14ymedio, Marcelo Hernández, Havana, 29 March 2019 — Cuban authorities are trying to discourage private taxis on popular routes through the streets of Havana. Last December they began tightening controls on the used by the vintage vehicles, on procedures for buying fuel and even on the points at which they wait for customers. But the hardest blow for these drivers has been the arrival of a large fleet of state-owned minibuses that compete for customers.
This rivalry should be benefitting passengers but, so far, it is far from obvious that is the case. Long lines for the minibuses discourage many passengers, who end up paying twice the official price in order to arrive at their destinations on time. Drivers of the old cars, most of which are over sixty years old, continue fighting an uphill battle with the government, splitting up longer routes into a series of shorter ones in an effort to maintain profits and avoid fines.
Both sides, state and private-sector drivers, expect their counterparts to get tired. “As soon as it stops being a business of picking up passengers, they will find something else to do,” predicts Luís, the driver of one of the newly arrived Chinese minibuses, of the private taxi drivers. Meanwhile, Juan Alberto prophesizes from the helm of a 1950s Chevrolet, “There is a lot of enthusiasm at first but after a few months there won’t be enough spare parts, or thieves will have stripped everything off [the minibuses] down to the tires.”

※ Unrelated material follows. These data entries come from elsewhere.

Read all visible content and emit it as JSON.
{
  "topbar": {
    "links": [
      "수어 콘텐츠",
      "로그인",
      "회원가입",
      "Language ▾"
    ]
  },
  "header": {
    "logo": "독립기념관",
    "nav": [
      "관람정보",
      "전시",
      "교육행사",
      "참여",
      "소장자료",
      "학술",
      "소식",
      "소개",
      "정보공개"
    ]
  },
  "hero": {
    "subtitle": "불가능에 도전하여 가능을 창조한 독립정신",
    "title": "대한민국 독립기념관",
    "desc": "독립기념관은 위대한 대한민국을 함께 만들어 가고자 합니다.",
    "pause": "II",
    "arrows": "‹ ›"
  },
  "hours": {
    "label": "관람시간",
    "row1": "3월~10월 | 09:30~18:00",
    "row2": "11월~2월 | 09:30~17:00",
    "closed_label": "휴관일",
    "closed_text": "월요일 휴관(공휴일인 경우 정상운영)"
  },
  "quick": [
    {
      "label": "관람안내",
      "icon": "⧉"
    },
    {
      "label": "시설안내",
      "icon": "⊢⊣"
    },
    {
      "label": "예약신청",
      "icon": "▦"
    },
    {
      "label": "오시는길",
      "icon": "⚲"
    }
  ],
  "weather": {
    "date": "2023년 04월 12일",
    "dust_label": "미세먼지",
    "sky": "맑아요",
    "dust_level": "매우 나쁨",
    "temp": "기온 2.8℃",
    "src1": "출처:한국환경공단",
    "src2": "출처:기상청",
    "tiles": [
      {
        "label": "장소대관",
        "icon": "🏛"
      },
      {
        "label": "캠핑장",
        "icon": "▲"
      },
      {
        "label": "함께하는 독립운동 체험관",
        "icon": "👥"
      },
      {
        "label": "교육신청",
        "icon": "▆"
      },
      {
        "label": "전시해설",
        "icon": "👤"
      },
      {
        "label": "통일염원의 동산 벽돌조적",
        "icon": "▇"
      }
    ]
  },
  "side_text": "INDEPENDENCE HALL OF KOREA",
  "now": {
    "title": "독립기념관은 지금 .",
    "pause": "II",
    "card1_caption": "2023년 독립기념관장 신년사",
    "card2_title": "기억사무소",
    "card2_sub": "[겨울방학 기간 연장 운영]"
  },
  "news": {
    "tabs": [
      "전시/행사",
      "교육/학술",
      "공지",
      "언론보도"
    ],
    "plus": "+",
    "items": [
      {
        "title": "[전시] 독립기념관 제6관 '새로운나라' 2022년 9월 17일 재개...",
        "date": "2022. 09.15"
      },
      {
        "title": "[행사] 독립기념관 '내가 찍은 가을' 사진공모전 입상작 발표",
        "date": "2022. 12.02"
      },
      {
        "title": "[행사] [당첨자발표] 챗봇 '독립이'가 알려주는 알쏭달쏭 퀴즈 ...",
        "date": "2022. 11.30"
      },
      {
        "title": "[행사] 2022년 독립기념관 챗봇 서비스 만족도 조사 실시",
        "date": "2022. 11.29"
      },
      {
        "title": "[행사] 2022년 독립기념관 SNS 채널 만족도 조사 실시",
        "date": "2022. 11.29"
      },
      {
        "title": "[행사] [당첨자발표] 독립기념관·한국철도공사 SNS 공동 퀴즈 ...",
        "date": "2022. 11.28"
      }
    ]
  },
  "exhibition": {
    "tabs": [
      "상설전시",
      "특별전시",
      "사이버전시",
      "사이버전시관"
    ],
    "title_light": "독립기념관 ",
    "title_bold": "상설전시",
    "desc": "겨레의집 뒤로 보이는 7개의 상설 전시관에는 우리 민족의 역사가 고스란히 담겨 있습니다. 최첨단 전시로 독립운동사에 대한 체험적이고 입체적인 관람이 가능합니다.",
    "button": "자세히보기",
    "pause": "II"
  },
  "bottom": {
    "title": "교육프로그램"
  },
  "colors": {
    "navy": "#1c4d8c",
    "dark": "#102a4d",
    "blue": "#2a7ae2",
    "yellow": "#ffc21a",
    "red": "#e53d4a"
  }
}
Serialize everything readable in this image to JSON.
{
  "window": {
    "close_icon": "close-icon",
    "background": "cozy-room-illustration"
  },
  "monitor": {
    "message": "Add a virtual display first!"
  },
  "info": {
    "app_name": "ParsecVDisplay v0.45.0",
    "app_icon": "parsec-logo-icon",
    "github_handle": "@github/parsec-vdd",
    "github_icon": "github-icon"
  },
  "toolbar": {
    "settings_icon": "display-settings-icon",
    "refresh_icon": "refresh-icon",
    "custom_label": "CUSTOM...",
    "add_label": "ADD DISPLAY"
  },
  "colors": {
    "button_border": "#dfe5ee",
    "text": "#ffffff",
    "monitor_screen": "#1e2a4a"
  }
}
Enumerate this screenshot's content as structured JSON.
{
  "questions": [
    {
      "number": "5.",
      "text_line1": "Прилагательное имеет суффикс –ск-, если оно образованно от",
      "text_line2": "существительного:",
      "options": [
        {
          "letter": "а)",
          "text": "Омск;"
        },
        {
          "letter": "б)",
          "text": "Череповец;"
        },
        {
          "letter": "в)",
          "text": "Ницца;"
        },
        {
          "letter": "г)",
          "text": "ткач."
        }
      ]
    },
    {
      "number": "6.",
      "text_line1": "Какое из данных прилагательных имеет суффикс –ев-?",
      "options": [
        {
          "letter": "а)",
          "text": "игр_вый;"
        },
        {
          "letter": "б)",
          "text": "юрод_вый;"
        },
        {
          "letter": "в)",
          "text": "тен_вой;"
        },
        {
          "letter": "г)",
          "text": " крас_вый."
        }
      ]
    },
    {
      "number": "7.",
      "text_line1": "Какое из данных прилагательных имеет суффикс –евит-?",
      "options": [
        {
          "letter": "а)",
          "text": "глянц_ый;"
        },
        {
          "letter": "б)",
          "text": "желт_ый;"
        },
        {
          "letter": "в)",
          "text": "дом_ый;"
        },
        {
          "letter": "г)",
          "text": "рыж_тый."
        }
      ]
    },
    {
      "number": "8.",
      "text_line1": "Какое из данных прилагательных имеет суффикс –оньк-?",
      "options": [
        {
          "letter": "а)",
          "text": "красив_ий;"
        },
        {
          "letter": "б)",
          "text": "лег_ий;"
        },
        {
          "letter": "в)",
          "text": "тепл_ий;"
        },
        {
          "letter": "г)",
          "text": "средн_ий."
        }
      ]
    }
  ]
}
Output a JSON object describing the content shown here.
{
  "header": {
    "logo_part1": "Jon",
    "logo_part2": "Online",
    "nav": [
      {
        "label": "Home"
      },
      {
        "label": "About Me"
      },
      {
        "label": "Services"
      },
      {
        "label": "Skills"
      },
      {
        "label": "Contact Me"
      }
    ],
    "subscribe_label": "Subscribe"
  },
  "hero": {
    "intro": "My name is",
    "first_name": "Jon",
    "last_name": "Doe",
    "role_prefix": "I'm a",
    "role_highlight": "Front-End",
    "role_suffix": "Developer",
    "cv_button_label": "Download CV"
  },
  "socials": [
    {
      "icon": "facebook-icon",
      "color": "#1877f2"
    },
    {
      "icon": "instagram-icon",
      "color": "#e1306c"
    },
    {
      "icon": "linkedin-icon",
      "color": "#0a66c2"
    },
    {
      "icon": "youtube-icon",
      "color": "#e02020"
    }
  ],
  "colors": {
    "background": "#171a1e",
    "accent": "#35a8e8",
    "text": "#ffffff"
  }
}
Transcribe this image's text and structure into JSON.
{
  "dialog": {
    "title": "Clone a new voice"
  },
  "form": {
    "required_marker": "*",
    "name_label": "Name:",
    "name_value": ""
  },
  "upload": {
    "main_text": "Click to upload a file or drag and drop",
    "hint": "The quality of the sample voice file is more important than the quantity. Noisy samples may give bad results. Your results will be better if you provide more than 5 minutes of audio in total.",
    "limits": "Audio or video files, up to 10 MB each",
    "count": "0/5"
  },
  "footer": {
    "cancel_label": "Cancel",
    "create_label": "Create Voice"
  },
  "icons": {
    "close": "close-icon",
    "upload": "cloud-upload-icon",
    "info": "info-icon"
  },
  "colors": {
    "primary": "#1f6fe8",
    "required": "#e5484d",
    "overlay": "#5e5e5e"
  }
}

Caught in the middle are the beleaguered Havana residents, who would prefer that the battle not crush one of the opponents or allow only one of type of business model — state-owned or private sector — to prevail. The struggle from which passengers do want to be free is that of mobility, which the capital has been suffering through for decades. The enemy is neither a vintage American automobile nor a Chinese minibus but the serious transportation crisis.